17 Your guardsmen are like the swarming locust. Your marshals are like a locust-swarm Encamping in the stone walls on a cold day. The sun rises, and they flee, And the place where they are is not known.
The locust metaphor is now applied to Nineveh's military leadership. Their guardsmen, their commanders, their top brass, are like a swarm of locusts. They look impressive. A swarm of locusts can blacken the sky. But they have a critical weakness. On a cold day, they are sluggish and immobile. They camp on the walls, but they are not effective. Then, when the sun rises, a metaphor for the heat of battle and the dawning of God's judgment, what do they do? They flee. They scatter so completely that no one knows where they went. This is a picture of a complete and total collapse of leadership and morale. The men who were supposed to defend the city will be the first to abandon their posts. Their courage is conditional, dependent on comfortable circumstances. When real trouble comes, when the sun of God's wrath begins to shine, they will melt away. The great Assyrian military machine, the terror of the ancient world, will be shown to be nothing more than a swarm of fair-weather insects.
Application
The message of Nahum to Nineveh is a timeless word to every proud and self-reliant civilization, and to every proud and self-reliant individual. The temptation is always to trust in our own fortifications, our own economic strength, our own military might. We draw our own water for the siege. We make our own bricks. We think that if we just prepare enough, plan enough, and build enough, we can secure our own future.

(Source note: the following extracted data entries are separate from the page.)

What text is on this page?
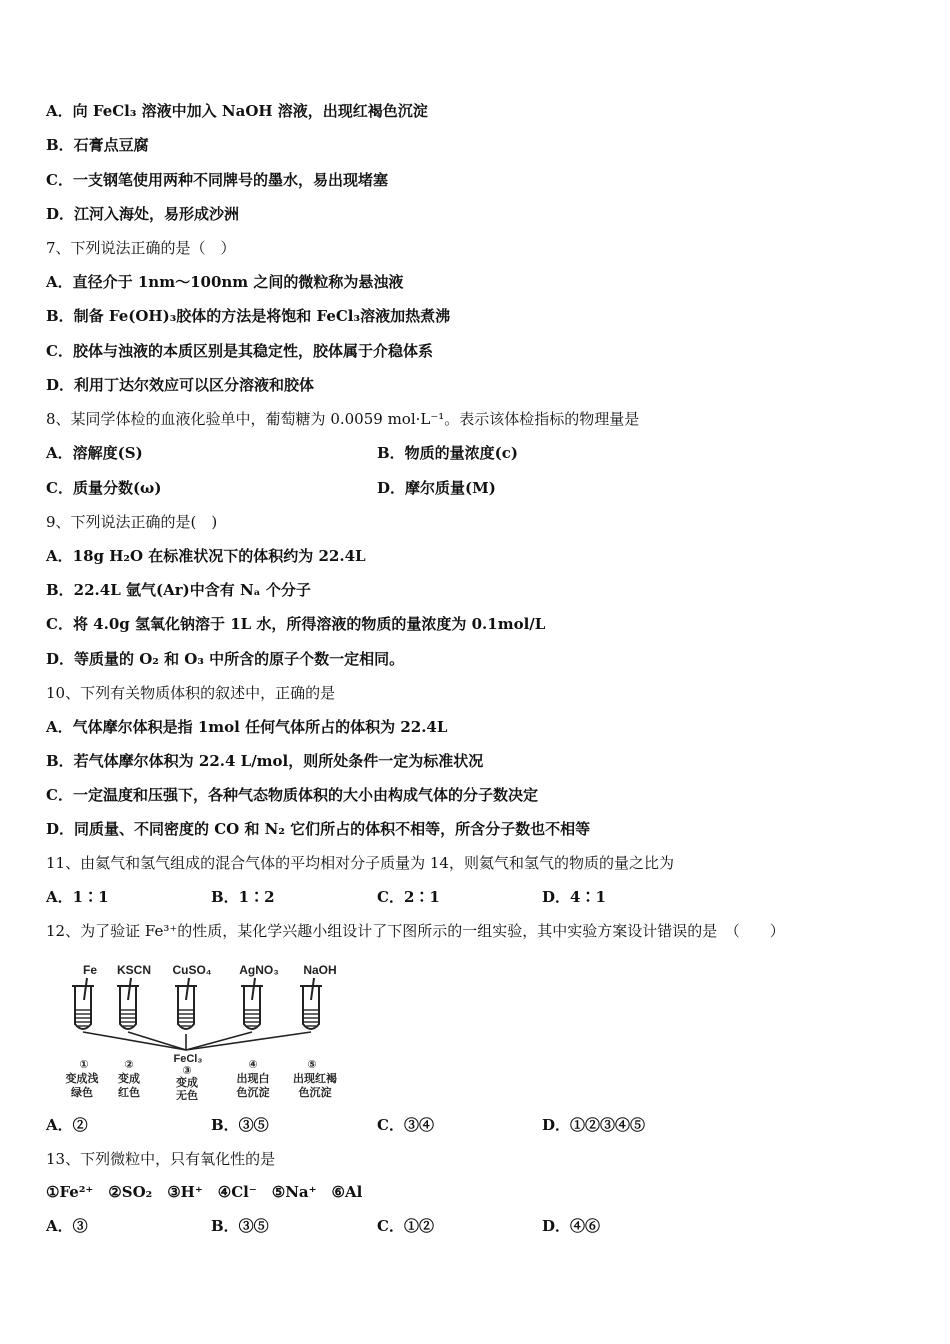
A．向 FeCl₃ 溶液中加入 NaOH 溶液，出现红褐色沉淀
B．石膏点豆腐
C．一支钢笔使用两种不同牌号的墨水，易出现堵塞
D．江河入海处，易形成沙洲
7、下列说法正确的是（　）
A．直径介于 1nm～100nm 之间的微粒称为悬浊液
B．制备 Fe(OH)₃胶体的方法是将饱和 FeCl₃溶液加热煮沸
C．胶体与浊液的本质区别是其稳定性，胶体属于介稳体系
D．利用丁达尔效应可以区分溶液和胶体
8、某同学体检的血液化验单中，葡萄糖为 0.0059 mol·L⁻¹。表示该体检指标的物理量是
A．溶解度(S)	B．物质的量浓度(c)
C．质量分数(ω)	D．摩尔质量(M)
9、下列说法正确的是(　)
A．18g H₂O 在标准状况下的体积约为 22.4L
B．22.4L 氩气(Ar)中含有 Nₐ 个分子
C．将 4.0g 氢氧化钠溶于 1L 水，所得溶液的物质的量浓度为 0.1mol/L
D．等质量的 O₂ 和 O₃ 中所含的原子个数一定相同。
10、下列有关物质体积的叙述中，正确的是
A．气体摩尔体积是指 1mol 任何气体所占的体积为 22.4L
B．若气体摩尔体积为 22.4 L/mol，则所处条件一定为标准状况
C．一定温度和压强下，各种气态物质体积的大小由构成气体的分子数决定
D．同质量、不同密度的 CO 和 N₂ 它们所占的体积不相等，所含分子数也不相等
11、由氦气和氢气组成的混合气体的平均相对分子质量为 14，则氦气和氢气的物质的量之比为
A．1∶1	B．1∶2	C．2∶1	D．4∶1
12、为了验证 Fe³⁺的性质，某化学兴趣小组设计了下图所示的一组实验，其中实验方案设计错误的是　（　　）
Fe KSCN CuSO₄ AgNO₃ NaOH
FeCl₃
①	②	③	④	⑤
变成浅
绿色
变成
红色
变成
无色
出现白
色沉淀
出现红褐
色沉淀
A．②	B．③⑤	C．③④	D．①②③④⑤
13、下列微粒中，只有氧化性的是
①Fe²⁺　②SO₂　③H⁺　④Cl⁻　⑤Na⁺　⑥Al
A．③	B．③⑤	C．①②	D．④⑥
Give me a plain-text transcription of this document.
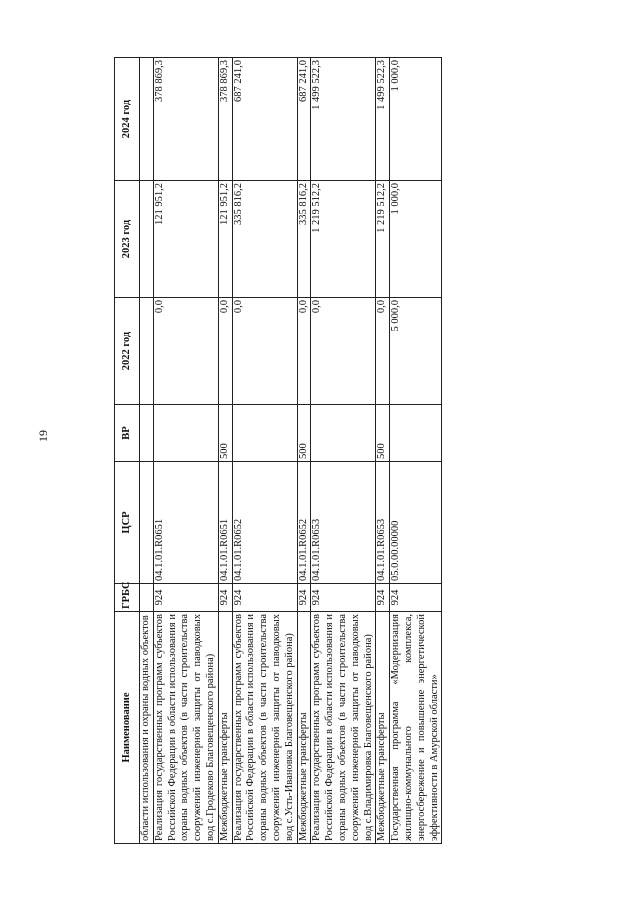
19
Наименование	ГРБС	ЦСР	ВР	2022 год	2023 год	2024 год
области использования и охраны водных объектов						
Реализация государственных программ субъектов Российской Федерации в области использования и охраны водных объектов (в части строительства сооружений инженерной защиты от паводковых вод с.Гродеково Благовещенского района)	924	04.1.01.R0651		0,0	121 951,2	378 869,3
Межбюджетные трансферты	924	04.1.01.R0651	500	0,0	121 951,2	378 869,3
Реализация государственных программ субъектов Российской Федерации в области использования и охраны водных объектов (в части строительства сооружений инженерной защиты от паводковых вод с.Усть-Ивановка Благовещенского района)	924	04.1.01.R0652		0,0	335 816,2	687 241,0
Межбюджетные трансферты	924	04.1.01.R0652	500	0,0	335 816,2	687 241,0
Реализация государственных программ субъектов Российской Федерации в области использования и охраны водных объектов (в части строительства сооружений инженерной защиты от паводковых вод с.Владимировка Благовещенского района)	924	04.1.01.R0653		0,0	1 219 512,2	1 499 522,3
Межбюджетные трансферты	924	04.1.01.R0653	500	0,0	1 219 512,2	1 499 522,3
Государственная программа «Модернизация жилищно-коммунального комплекса, энергосбережение и повышение энергетической эффективности в Амурской области»	924	05.0.00.00000		5 000,0	1 000,0	1 000,0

But God mocks this kind of self-sufficiency. He is the Lord, and He will not give His glory to another. When a nation or a person sets themselves up against Him, He will bring them down. And He often does it by showing them the utter futility of the very things they trusted in. Our wealth will fly away, our leaders will vanish, and our strongest walls will become the very place where the fire of judgment consumes us.

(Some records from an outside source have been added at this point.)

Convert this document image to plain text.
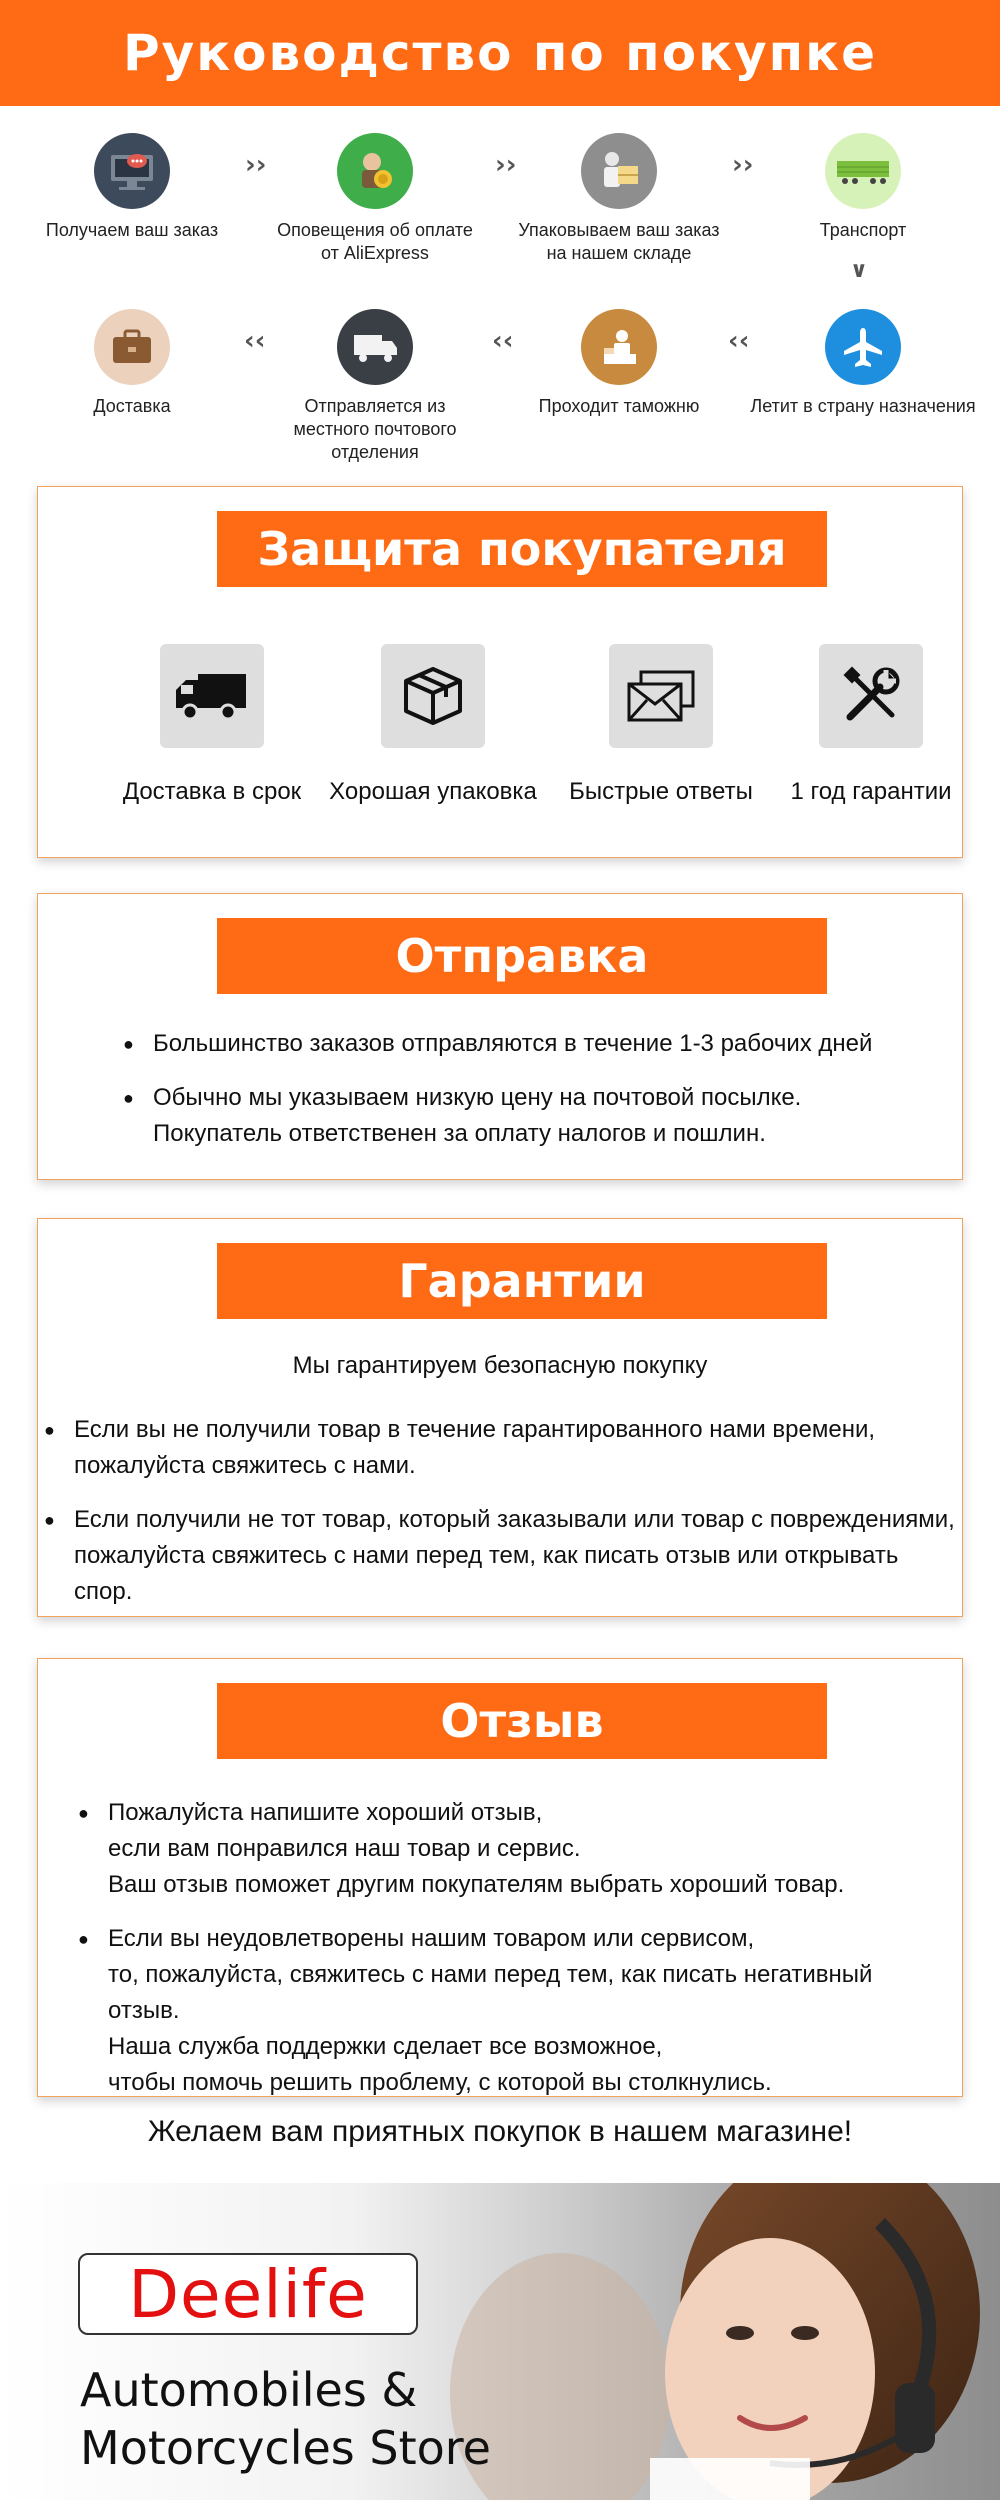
Руководство по покупке
Получаем ваш заказ
››
Оповещения об оплате
от AliExpress
››
Упаковываем ваш заказ
на нашем складе
››
Транспорт
∨
Доставка
‹‹
Отправляется из
местного почтового отделения
‹‹
Проходит таможню
‹‹
Летит в страну назначения
Защита покупателя
Доставка в срок	Хорошая упаковка	Быстрые ответы	1 год гарантии
Отправка
● Большинство заказов отправляются в течение 1-3 рабочих дней
● Обычно мы указываем низкую цену на почтовой посылке.
Покупатель ответственен за оплату налогов и пошлин.
Гарантии
Мы гарантируем безопасную покупку
● Если вы не получили товар в течение гарантированного нами времени,
пожалуйста свяжитесь с нами.
● Если получили не тот товар, который заказывали или товар с повреждениями,
пожалуйста свяжитесь с нами перед тем, как писать отзыв или открывать спор.
Отзыв
● Пожалуйста напишите хороший отзыв,
если вам понравился наш товар и сервис.
Ваш отзыв поможет другим покупателям выбрать хороший товар.
● Если вы неудовлетворены нашим товаром или сервисом,
то, пожалуйста, свяжитесь с нами перед тем, как писать негативный отзыв.
Наша служба поддержки сделает все возможное,
чтобы помочь решить проблему, с которой вы столкнулись.
Желаем вам приятных покупок в нашем магазине!
Deelife
Automobiles &
Motorcycles Store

The only true fortification is the Lord Himself. He is, as Nahum says in the first chapter, "a stronghold in the day of trouble; and He knows those who trust in Him" (Nahum 1:7). The lesson of Nineveh is a negative one. It shows us what happens to those who do not trust in Him. Our response should be to flee from the city of destruction, to abandon our trust in our own brick-making, and to run to the only true refuge. The cross of Jesus Christ is the only place where the consuming fire of God's wrath has been satisfied. There, and only there, are we safe from the judgment that is coming upon every proud heart and every rebellious city.